Late last year, VICI acquired MGM Growth Properties for $17.2 billion, making it the Strip’s biggest landlord.
That MGM-VICI deal was reported to include $860 million in annual rent for 25 years, with rent rising 2% annually for the first decade and then between 2% and 3% annually depending on the consumer price index thereafter.
Considine told the Current that those deals did not motivate her to introduce her commerce tax bill. During the hearing for AB 345, she did not mention VICI or any of the major REIT deals in recent years.
“That wasn’t my focus,” she said. “I didn’t want anyone to think it was about those properties — the big Strip things. It is about the entire state.”
Considine, an attorney whose legal career started with doing foreclosure work at the Legal Aid Center of Southern Nevada in the immediate aftermath of the housing bubble burst, said her heart is in addressing rental issues.
“I’m very worried about housing,” she said. “If they are buying up our communities and making them rentals instead of allowing for the American Dream, then that’s really what I would like to know more about.”
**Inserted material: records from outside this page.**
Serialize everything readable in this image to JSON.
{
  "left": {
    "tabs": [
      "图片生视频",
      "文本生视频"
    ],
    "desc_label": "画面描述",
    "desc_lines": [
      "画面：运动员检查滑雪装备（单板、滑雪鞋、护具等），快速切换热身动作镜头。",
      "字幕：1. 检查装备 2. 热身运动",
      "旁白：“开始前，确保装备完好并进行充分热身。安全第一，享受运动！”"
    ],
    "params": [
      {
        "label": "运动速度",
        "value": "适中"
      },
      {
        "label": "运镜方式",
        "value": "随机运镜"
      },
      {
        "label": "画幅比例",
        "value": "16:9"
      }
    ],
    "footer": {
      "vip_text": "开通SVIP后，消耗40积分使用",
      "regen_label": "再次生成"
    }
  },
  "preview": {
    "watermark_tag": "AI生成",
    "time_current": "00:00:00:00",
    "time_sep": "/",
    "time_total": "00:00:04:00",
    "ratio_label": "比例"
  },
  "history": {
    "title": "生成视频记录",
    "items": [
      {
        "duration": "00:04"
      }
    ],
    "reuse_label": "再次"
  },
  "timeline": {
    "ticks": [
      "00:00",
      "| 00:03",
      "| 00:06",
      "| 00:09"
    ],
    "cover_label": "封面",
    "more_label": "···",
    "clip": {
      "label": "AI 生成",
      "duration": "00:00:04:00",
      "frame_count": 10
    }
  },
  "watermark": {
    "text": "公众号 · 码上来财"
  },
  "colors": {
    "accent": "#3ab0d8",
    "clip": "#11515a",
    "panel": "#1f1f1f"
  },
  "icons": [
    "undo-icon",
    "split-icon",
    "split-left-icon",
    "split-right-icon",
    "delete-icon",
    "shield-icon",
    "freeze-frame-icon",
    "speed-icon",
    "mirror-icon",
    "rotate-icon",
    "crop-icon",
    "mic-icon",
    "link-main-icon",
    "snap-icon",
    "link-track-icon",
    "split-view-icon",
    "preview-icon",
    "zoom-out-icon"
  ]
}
Considine said REITs are becoming increasingly active, with one REIT-owned master-planned community being designed specifically for rentals. She isn’t the only lawmaker concerned. State Sen. Dina Neal (D-North Las Vegas) independently has introduced Senate Bill 395 to require corporate investors, including REITs, to register with the Nevada Secretary of State’s Securities Division. That bill would also restrict their purchasing ability to 1,000 properties per year.
Corporate investors bought a quarter of all single-family homes nationwide in 2021. In Nevada, investor purchases climbed from 18% in 2020 to 30%, according to a Stateline analysis. Only two states — Georgia and Arizona — saw more action from investors.
REITs own 7,937 properties across Nevada, totalling $78.02 billion in property value, according to Nareit. Those properties include more than 4,600 single-family rentals, 1,100 cell towers, 153 industrial centers, 149 retail centers and 82 health care facilities.